La conformité des documents d'urbanisme repoussée
Le projet de loi prévoit d'intégrer l'objectif de réduction du rythme d'artificialisation dans les documents de planification régionale (Sraddet). « Le choix de l'échelon régional permet de mettre en œuvre la trajectoire à une échelle suffisante pour organiser les équilibres territoriaux, sans donner d'avantage aux communes qui auraient beaucoup artificialisé ces dix dernières années », explique Matignon. L'objectif sera ensuite décliné de manière progressive dans les documents d'urbanisme au niveau intercommunal ou communal (Scot, PLUi, PLU) « en fonction des besoins réels pour le logement et les activités économiques, le potentiel de reconversion des terrains déjà artificialisés, et en veillant à optimiser au mieux tout foncier utilisé ».
La demande des conventionnels de rendre les PLUi et PLU conformes aux Scot n'est en revanche pas reprise. C'est donc un simple lien de compatibilité qui s'appliquera entre les différents documents. « Un rapport de conformité (…) ne permettrait pas juridiquement à ces documents d'être plus ambitieux et instituerait la tutelle d'une collectivité sur une autre, ce que la Constitution ne permet pas », arguent les services du Premier ministre.
Malgré tout, l'impact de ces dispositions sur l'artificialisation des sols pourrait être important. Dans un rapport publié en mars 2017, les missions régionales d'autorité environnementale (MRAe), très bonnes observatrices du contenu des documents d'urbanisme élaborés par les collectivités, avaient montré que leur impact sur l'artificialisation des sols était largement sous-évalué. « L'urbanisation n'est pas vue comme un problème environnemental mais comme une question administrative», déplorait Alby Schmitt, président de la MRAe du Grand-Est.
Inquiétude des professionnels
Les conséquences de ces dispositions sur l'artificialisation peuvent se mesurer à l'aune des craintes des aménageurs. Une table ronde consacrée à l'objectif « zéro artificialisation nette », organisée le 7 janvier dernier par la Fédération des Scot et l'Union nationale des aménageurs (Unam), a permis de prendre la mesure des inquiétudes soulevées par le projet de loi. Sur le concept de convention citoyenne d'abord, François Rieussec, président de l'Unam, s'est dit « interloqué que 150 citoyens tirés au sort puissent donner des directives à 60 millions de Français ». Le représentant des professionnels de l'aménagement a dénoncé « une mayonnaise intellectuelle » qui risque de « générer une sorte de guerre civile contre les aménageurs dans les territoires ».
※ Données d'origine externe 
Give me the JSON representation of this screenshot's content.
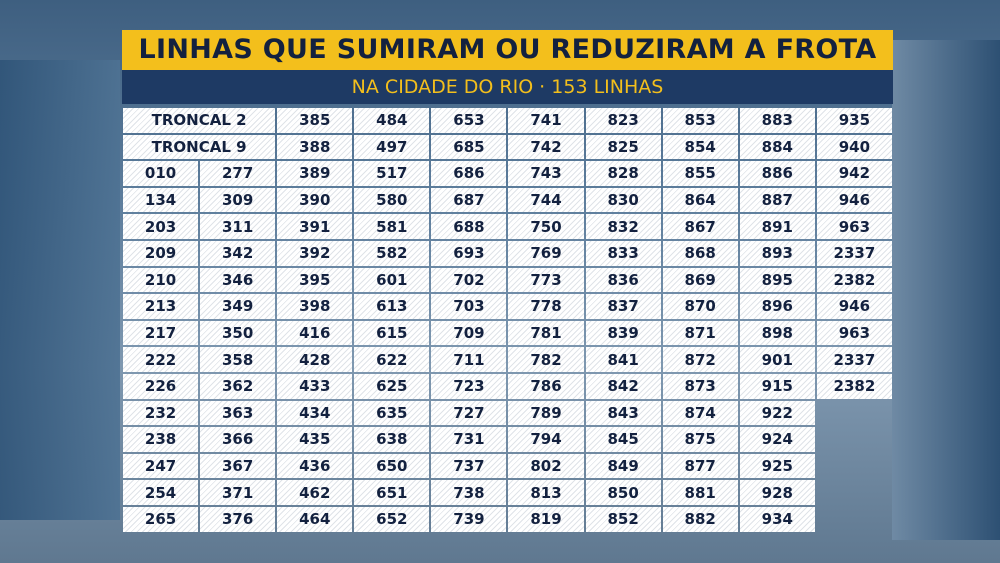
{
  "header": {
    "title": "LINHAS QUE SUMIRAM OU REDUZIRAM A FROTA",
    "subtitle": "NA CIDADE DO RIO · 153 LINHAS"
  },
  "table": {
    "rows": [
      [
        "TRONCAL 2",
        "385",
        "484",
        "653",
        "741",
        "823",
        "853",
        "883",
        "935"
      ],
      [
        "TRONCAL 9",
        "388",
        "497",
        "685",
        "742",
        "825",
        "854",
        "884",
        "940"
      ],
      [
        "010",
        "277",
        "389",
        "517",
        "686",
        "743",
        "828",
        "855",
        "886",
        "942"
      ],
      [
        "134",
        "309",
        "390",
        "580",
        "687",
        "744",
        "830",
        "864",
        "887",
        "946"
      ],
      [
        "203",
        "311",
        "391",
        "581",
        "688",
        "750",
        "832",
        "867",
        "891",
        "963"
      ],
      [
        "209",
        "342",
        "392",
        "582",
        "693",
        "769",
        "833",
        "868",
        "893",
        "2337"
      ],
      [
        "210",
        "346",
        "395",
        "601",
        "702",
        "773",
        "836",
        "869",
        "895",
        "2382"
      ],
      [
        "213",
        "349",
        "398",
        "613",
        "703",
        "778",
        "837",
        "870",
        "896",
        "946"
      ],
      [
        "217",
        "350",
        "416",
        "615",
        "709",
        "781",
        "839",
        "871",
        "898",
        "963"
      ],
      [
        "222",
        "358",
        "428",
        "622",
        "711",
        "782",
        "841",
        "872",
        "901",
        "2337"
      ],
      [
        "226",
        "362",
        "433",
        "625",
        "723",
        "786",
        "842",
        "873",
        "915",
        "2382"
      ],
      [
        "232",
        "363",
        "434",
        "635",
        "727",
        "789",
        "843",
        "874",
        "922"
      ],
      [
        "238",
        "366",
        "435",
        "638",
        "731",
        "794",
        "845",
        "875",
        "924"
      ],
      [
        "247",
        "367",
        "436",
        "650",
        "737",
        "802",
        "849",
        "877",
        "925"
      ],
      [
        "254",
        "371",
        "462",
        "651",
        "738",
        "813",
        "850",
        "881",
        "928"
      ],
      [
        "265",
        "376",
        "464",
        "652",
        "739",
        "819",
        "852",
        "882",
        "934"
      ]
    ]
  }
}
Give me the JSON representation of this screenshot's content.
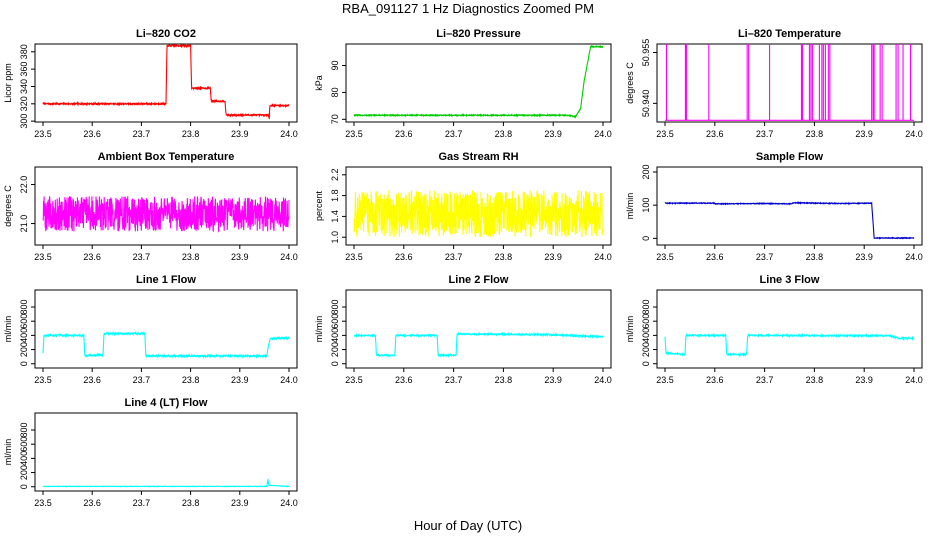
{
  "figure": {
    "title": "RBA_091127  1 Hz Diagnostics Zoomed PM",
    "xlabel": "Hour of Day (UTC)"
  },
  "chart_data": [
    {
      "type": "line",
      "title": "Li–820 CO2",
      "ylabel": "Licor ppm",
      "color": "#ff0000",
      "xlim": [
        23.5,
        24.0
      ],
      "ylim": [
        299,
        389
      ],
      "xticks": [
        "23.5",
        "23.6",
        "23.7",
        "23.8",
        "23.9",
        "24.0"
      ],
      "yticks": [
        "300",
        "320",
        "340",
        "360",
        "380"
      ],
      "series": [
        {
          "noise": 0.8,
          "points": [
            [
              23.5,
              320
            ],
            [
              23.75,
              320
            ],
            [
              23.752,
              387
            ],
            [
              23.8,
              387
            ],
            [
              23.802,
              338
            ],
            [
              23.84,
              338
            ],
            [
              23.842,
              323
            ],
            [
              23.87,
              323
            ],
            [
              23.872,
              307
            ],
            [
              23.958,
              307
            ],
            [
              23.96,
              303
            ],
            [
              23.961,
              318
            ],
            [
              24.0,
              318
            ]
          ]
        }
      ]
    },
    {
      "type": "line",
      "title": "Li–820 Pressure",
      "ylabel": "kPa",
      "color": "#00cc00",
      "xlim": [
        23.5,
        24.0
      ],
      "ylim": [
        69,
        98
      ],
      "xticks": [
        "23.5",
        "23.6",
        "23.7",
        "23.8",
        "23.9",
        "24.0"
      ],
      "yticks": [
        "70",
        "80",
        "90"
      ],
      "series": [
        {
          "noise": 0.2,
          "points": [
            [
              23.5,
              71.5
            ],
            [
              23.93,
              71.5
            ],
            [
              23.945,
              71.0
            ],
            [
              23.955,
              74
            ],
            [
              23.962,
              84
            ],
            [
              23.97,
              92
            ],
            [
              23.975,
              97
            ],
            [
              24.0,
              97
            ]
          ]
        }
      ]
    },
    {
      "type": "line",
      "title": "Li–820 Temperature",
      "ylabel": "degrees C",
      "color": "#ff00ff",
      "xlim": [
        23.5,
        24.0
      ],
      "ylim": [
        50.9345,
        50.9575
      ],
      "xticks": [
        "23.5",
        "23.6",
        "23.7",
        "23.8",
        "23.9",
        "24.0"
      ],
      "yticks": [
        "50.940",
        "50.955"
      ],
      "series": [
        {
          "noise": 0,
          "baseline": 50.935,
          "spike_top": 50.9575,
          "spikes": [
            23.503,
            23.541,
            23.543,
            23.588,
            23.665,
            23.668,
            23.71,
            23.774,
            23.776,
            23.79,
            23.793,
            23.796,
            23.81,
            23.815,
            23.818,
            23.822,
            23.828,
            23.831,
            23.915,
            23.918,
            23.92,
            23.932,
            23.936,
            23.964,
            23.968,
            23.978,
            23.993
          ]
        }
      ]
    },
    {
      "type": "line",
      "title": "Ambient Box Temperature",
      "ylabel": "degrees C",
      "color": "#ff00ff",
      "xlim": [
        23.5,
        24.0
      ],
      "ylim": [
        20.45,
        22.45
      ],
      "xticks": [
        "23.5",
        "23.6",
        "23.7",
        "23.8",
        "23.9",
        "24.0"
      ],
      "yticks": [
        "21.0",
        "22.0"
      ],
      "series": [
        {
          "noise": 0.45,
          "points": [
            [
              23.5,
              21.25
            ],
            [
              24.0,
              21.25
            ]
          ]
        }
      ]
    },
    {
      "type": "line",
      "title": "Gas Stream RH",
      "ylabel": "percent",
      "color": "#ffff00",
      "xlim": [
        23.5,
        24.0
      ],
      "ylim": [
        0.85,
        2.35
      ],
      "xticks": [
        "23.5",
        "23.6",
        "23.7",
        "23.8",
        "23.9",
        "24.0"
      ],
      "yticks": [
        "1.0",
        "1.4",
        "1.8",
        "2.2"
      ],
      "series": [
        {
          "noise": 0.45,
          "points": [
            [
              23.5,
              1.45
            ],
            [
              24.0,
              1.45
            ]
          ]
        }
      ]
    },
    {
      "type": "line",
      "title": "Sample Flow",
      "ylabel": "ml/min",
      "color": "#0000cc",
      "xlim": [
        23.5,
        24.0
      ],
      "ylim": [
        -20,
        215
      ],
      "xticks": [
        "23.5",
        "23.6",
        "23.7",
        "23.8",
        "23.9",
        "24.0"
      ],
      "yticks": [
        "0",
        "100",
        "200"
      ],
      "series": [
        {
          "noise": 1.2,
          "points": [
            [
              23.5,
              106
            ],
            [
              23.6,
              106
            ],
            [
              23.601,
              104
            ],
            [
              23.7,
              105
            ],
            [
              23.75,
              104
            ],
            [
              23.76,
              107
            ],
            [
              23.86,
              105
            ],
            [
              23.915,
              106
            ],
            [
              23.92,
              1
            ],
            [
              24.0,
              1
            ]
          ]
        }
      ]
    },
    {
      "type": "line",
      "title": "Line 1 Flow",
      "ylabel": "ml/min",
      "color": "#00ffff",
      "xlim": [
        23.5,
        24.0
      ],
      "ylim": [
        -60,
        1040
      ],
      "xticks": [
        "23.5",
        "23.6",
        "23.7",
        "23.8",
        "23.9",
        "24.0"
      ],
      "yticks": [
        "0",
        "200",
        "400",
        "600",
        "800"
      ],
      "series": [
        {
          "noise": 12,
          "points": [
            [
              23.5,
              150
            ],
            [
              23.502,
              400
            ],
            [
              23.583,
              400
            ],
            [
              23.585,
              120
            ],
            [
              23.622,
              120
            ],
            [
              23.624,
              425
            ],
            [
              23.707,
              425
            ],
            [
              23.709,
              110
            ],
            [
              23.955,
              110
            ],
            [
              23.958,
              250
            ],
            [
              23.962,
              360
            ],
            [
              24.0,
              360
            ]
          ]
        }
      ]
    },
    {
      "type": "line",
      "title": "Line 2 Flow",
      "ylabel": "ml/min",
      "color": "#00ffff",
      "xlim": [
        23.5,
        24.0
      ],
      "ylim": [
        -60,
        1040
      ],
      "xticks": [
        "23.5",
        "23.6",
        "23.7",
        "23.8",
        "23.9",
        "24.0"
      ],
      "yticks": [
        "0",
        "200",
        "400",
        "600",
        "800"
      ],
      "series": [
        {
          "noise": 10,
          "points": [
            [
              23.5,
              400
            ],
            [
              23.543,
              400
            ],
            [
              23.545,
              120
            ],
            [
              23.582,
              120
            ],
            [
              23.584,
              400
            ],
            [
              23.667,
              400
            ],
            [
              23.669,
              120
            ],
            [
              23.705,
              120
            ],
            [
              23.707,
              420
            ],
            [
              23.9,
              410
            ],
            [
              23.97,
              385
            ],
            [
              24.0,
              385
            ]
          ]
        }
      ]
    },
    {
      "type": "line",
      "title": "Line 3 Flow",
      "ylabel": "ml/min",
      "color": "#00ffff",
      "xlim": [
        23.5,
        24.0
      ],
      "ylim": [
        -60,
        1040
      ],
      "xticks": [
        "23.5",
        "23.6",
        "23.7",
        "23.8",
        "23.9",
        "24.0"
      ],
      "yticks": [
        "0",
        "200",
        "400",
        "600",
        "800"
      ],
      "series": [
        {
          "noise": 10,
          "points": [
            [
              23.5,
              380
            ],
            [
              23.502,
              150
            ],
            [
              23.54,
              130
            ],
            [
              23.542,
              400
            ],
            [
              23.622,
              400
            ],
            [
              23.624,
              130
            ],
            [
              23.664,
              130
            ],
            [
              23.666,
              400
            ],
            [
              23.95,
              395
            ],
            [
              23.97,
              360
            ],
            [
              24.0,
              360
            ]
          ]
        }
      ]
    },
    {
      "type": "line",
      "title": "Line 4 (LT) Flow",
      "ylabel": "ml/min",
      "color": "#00ffff",
      "xlim": [
        23.5,
        24.0
      ],
      "ylim": [
        -60,
        1040
      ],
      "xticks": [
        "23.5",
        "23.6",
        "23.7",
        "23.8",
        "23.9",
        "24.0"
      ],
      "yticks": [
        "0",
        "200",
        "400",
        "600",
        "800"
      ],
      "series": [
        {
          "noise": 3,
          "points": [
            [
              23.5,
              5
            ],
            [
              23.955,
              5
            ],
            [
              23.957,
              110
            ],
            [
              23.959,
              20
            ],
            [
              24.0,
              5
            ]
          ]
        }
      ]
    }
  ]
}
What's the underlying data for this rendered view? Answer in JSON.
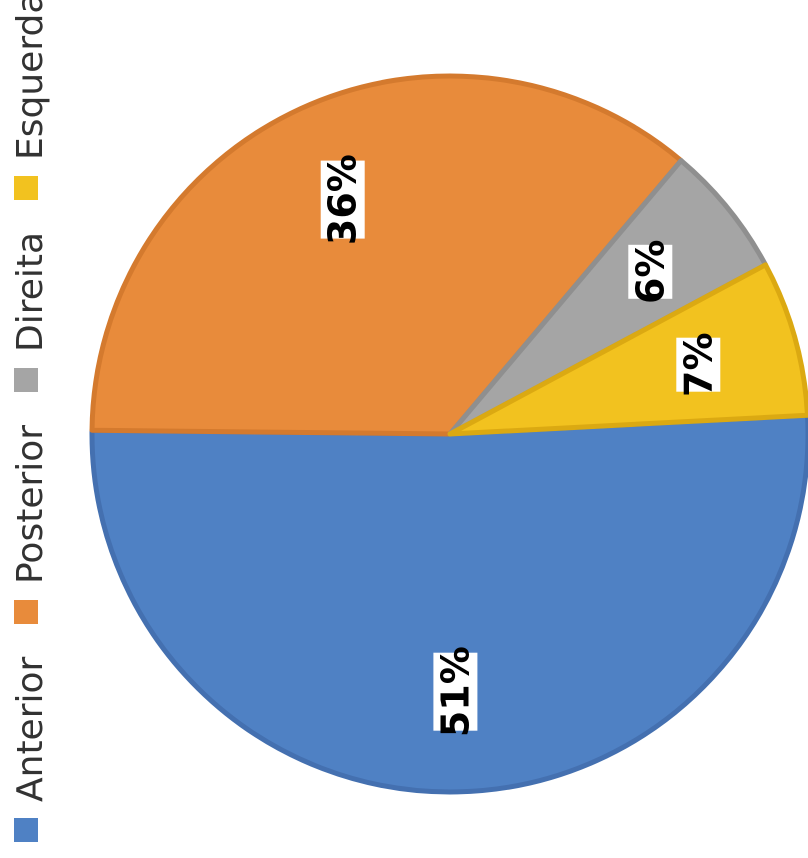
{
  "chart_data": {
    "type": "pie",
    "title": "",
    "categories": [
      "Anterior",
      "Posterior",
      "Direita",
      "Esquerda"
    ],
    "values": [
      51,
      36,
      6,
      7
    ],
    "labels": [
      "51%",
      "36%",
      "6%",
      "7%"
    ],
    "unit": "%",
    "colors": [
      "#4F81C4",
      "#E88B3B",
      "#A5A5A5",
      "#F2C21F"
    ],
    "edge_colors": [
      "#4470B0",
      "#D47A2E",
      "#8F8F8F",
      "#DBA912"
    ],
    "legend": {
      "placement": "left",
      "orientation": "rotated-vertical",
      "entries": [
        "Anterior",
        "Posterior",
        "Direita",
        "Esquerda"
      ]
    },
    "image_rotation": "90° counter-clockwise",
    "start_angle_deg": -3
  }
}
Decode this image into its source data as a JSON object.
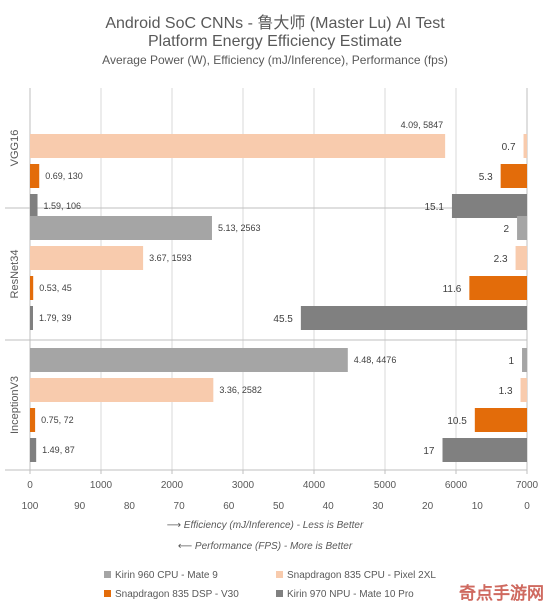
{
  "chart_data": {
    "type": "bar",
    "title": "Android SoC CNNs - 鲁大师 (Master Lu) AI Test",
    "subtitle": "Platform Energy Efficiency Estimate",
    "subsubtitle": "Average Power (W), Efficiency (mJ/Inference), Performance (fps)",
    "categories": [
      "VGG16",
      "ResNet34",
      "InceptionV3"
    ],
    "series": [
      {
        "name": "Kirin 960 CPU - Mate 9",
        "color": "#a5a5a5",
        "efficiency": [
          null,
          2563,
          4476
        ],
        "fps": [
          null,
          2,
          1
        ],
        "labels": [
          null,
          "5.13, 2563",
          "4.48, 4476"
        ]
      },
      {
        "name": "Snapdragon 835 CPU - Pixel 2XL",
        "color": "#f8cbad",
        "efficiency": [
          5847,
          1593,
          2582
        ],
        "fps": [
          0.7,
          2.3,
          1.3
        ],
        "labels": [
          "4.09, 5847",
          "3.67, 1593",
          "3.36, 2582"
        ]
      },
      {
        "name": "Snapdragon 835 DSP - V30",
        "color": "#e36c0a",
        "efficiency": [
          130,
          45,
          72
        ],
        "fps": [
          5.3,
          11.6,
          10.5
        ],
        "labels": [
          "0.69, 130",
          "0.53, 45",
          "0.75, 72"
        ]
      },
      {
        "name": "Kirin 970 NPU - Mate 10 Pro",
        "color": "#808080",
        "efficiency": [
          106,
          39,
          87
        ],
        "fps": [
          15.1,
          45.5,
          17
        ],
        "labels": [
          "1.59, 106",
          "1.79, 39",
          "1.49, 87"
        ]
      }
    ],
    "efficiency_axis": {
      "min": 0,
      "max": 7000,
      "ticks": [
        0,
        1000,
        2000,
        3000,
        4000,
        5000,
        6000,
        7000
      ],
      "tick_labels": [
        "0",
        "1000",
        "2000",
        "3000",
        "4000",
        "5000",
        "6000",
        "7000"
      ]
    },
    "fps_axis": {
      "min": 0,
      "max": 100,
      "reversed": true,
      "ticks": [
        100,
        90,
        80,
        70,
        60,
        50,
        40,
        30,
        20,
        10,
        0
      ],
      "tick_labels": [
        "100",
        "90",
        "80",
        "70",
        "60",
        "50",
        "40",
        "30",
        "20",
        "10",
        "0"
      ]
    },
    "axis_notes": [
      "⟶ Efficiency (mJ/Inference) - Less is Better",
      "⟵ Performance (FPS) - More is Better"
    ],
    "legend_placement": "bottom",
    "grid": true
  },
  "watermark": "奇点手游网"
}
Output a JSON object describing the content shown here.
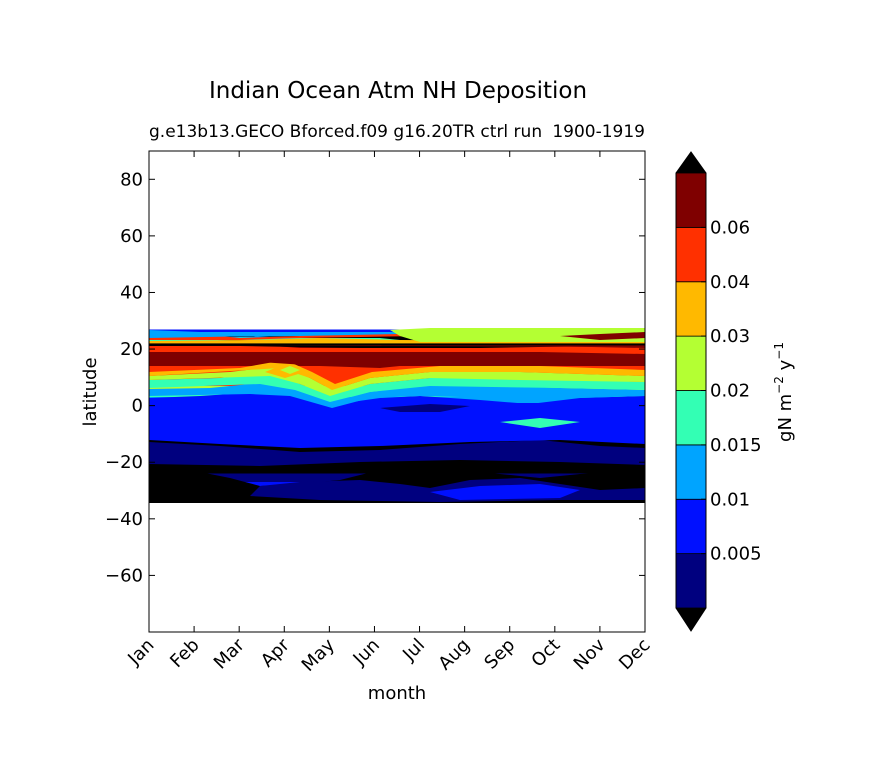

Moins hostile au projet de loi, Michel Heinrich, président de la Fédération des Scot, estime toutefois la réforme « trop brutale, trop techno » et « ignorant ce qui a déjà été fait ». Le président de cette fédération d'élus représentant les collectivités porteuses de Scot appelle le Gouvernement à évoluer sur quatre points : la prise en compte de la fiscalité pour la rendre « incitative et intelligente », un transfert des aides à la pierre au bloc communal afin de pouvoir anticiper sur les inégalités sociales, la prise en compte de la qualité de l'aménagement dans la politique de sobriété foncière et, enfin, la nécessité de faire davantage confiance aux élus locaux.
Mais si les professionnels de l'aménagement dénoncent la brutalité des mesures, les associations de protection de l'environnement estiment au contraire qu'elles ne vont pas assez loin. Le projet de loi « ne peut, en aucun cas, être considéré comme une reprise, par voie législative, des recommandations des citoyens », juge ainsi le Réseau Action Climat (RAC), qui fédère 25 associations. Le moratoire sur les zones commerciales en périphérie, explique-t-il, exclut les entrepôts de e-commerce et prévoit une possibilité de dérogation pour les surfaces de moins de 10 000 m2. « Ce seuil est beaucoup trop élevé, 80 % des projets de zones commerciales faisant moins de 10 000 m2», déplore l'ONG.